Mais un soir, pourquoi ce grondement subit en vous d’orgueils barbares. Vos doigts erraient sur les coussins. Une soie plus chaude, plus humaine vous fit croire à de longs corps souples. Vos gestes furtifs s’impatientèrent du désir éveillé. Double silence ; je sus l’appel des lèvres entr’ouvertes. Votre presque sœur à l’ordinaire, peut-être dois-je accuser en ces quelques secondes le goût d’un demi-inceste. Vous étiez redevenu l’homme, le mâle primitif du moins pensai-je ainsi, me voyant déjà proie de votre force soudain réapparue brutale, inexorable.

Mais après le geste premier d’amour, je compris qu’à notre insu, nous avions commencé un jeu où point ne fallait nous attarder. Jusque là, nous nous étions efforcés à faire disparaître l’ignorante inimitié qui, des siècles durant, demeura le mystère séducteur de femme et la force victorieuse d’homme. Nous avions voulu nos deux intelligences d’un sexe unique, et pour y mieux parvenir. Avions spontanément renoncé à l’autre amour, sachant qu’il ne tolère pas de limpide compréhension des êtres, ni leur égalité. Par un réflexe inattendu, plus fort que raisonnement et volonté, nous redevenions le couple classique dont nous avions tant méprisé le type ; mais un triomphe en nous de mystérieuses puissances n’était pas tel qu’un instant pût tout effacer.

Tandis que vos lèvres confiantes s’éloignaient des miennes, à ma bouche déjà, montait l’amertume des baisers, que nous échangerions bientôt, avec le regret d’une amitié saccagée par la brutalité des victoires sensuelles.
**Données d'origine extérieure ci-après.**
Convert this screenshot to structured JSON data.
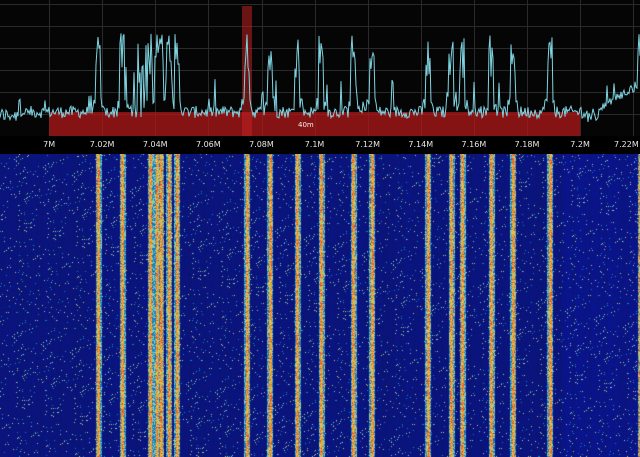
{
  "scale": {
    "unit_suffix": "M",
    "ticks": [
      {
        "value": 7.0,
        "label": "7M"
      },
      {
        "value": 7.02,
        "label": "7.02M"
      },
      {
        "value": 7.04,
        "label": "7.04M"
      },
      {
        "value": 7.06,
        "label": "7.06M"
      },
      {
        "value": 7.08,
        "label": "7.08M"
      },
      {
        "value": 7.1,
        "label": "7.1M"
      },
      {
        "value": 7.12,
        "label": "7.12M"
      },
      {
        "value": 7.14,
        "label": "7.14M"
      },
      {
        "value": 7.16,
        "label": "7.16M"
      },
      {
        "value": 7.18,
        "label": "7.18M"
      },
      {
        "value": 7.2,
        "label": "7.2M"
      },
      {
        "value": 7.22,
        "label": "7.22M"
      }
    ],
    "visible_range_mhz": [
      6.9815,
      7.2225
    ]
  },
  "band": {
    "label": "40m",
    "start_mhz": 7.0,
    "end_mhz": 7.2,
    "color": "#b01818"
  },
  "selection": {
    "center_mhz": 7.0745,
    "color": "#c02020"
  },
  "colors": {
    "spectrum_trace": "#7fd3e0",
    "grid": "#2a2a2a",
    "waterfall_background": "#0a1a6e"
  },
  "signals_mhz": [
    7.0185,
    7.0275,
    7.038,
    7.0405,
    7.042,
    7.045,
    7.048,
    7.0745,
    7.083,
    7.0935,
    7.1025,
    7.1145,
    7.1215,
    7.1425,
    7.1515,
    7.1555,
    7.1665,
    7.1745,
    7.1885,
    7.2225
  ]
}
Dans les caresses qui mêleraient nos corps jamais l’illusion de vouloir unir nos âmes ; je vous connaissais trop pour croire à la supériorité grâce à quoi la femme hautement reconnaissante d’avoir été désignée, devient esclave du maître désiré. Notre faiblesse attend la domination ; pourquoi mon ami étiez-vous un égal ?

À quoi bon revenir pour d’autres départs ?

Alors si j’ai ri, c’était peut-être quand même, un peu de regret.

L’amitié tout cela, et rien que cela, puisque l’amour…

René Crevel.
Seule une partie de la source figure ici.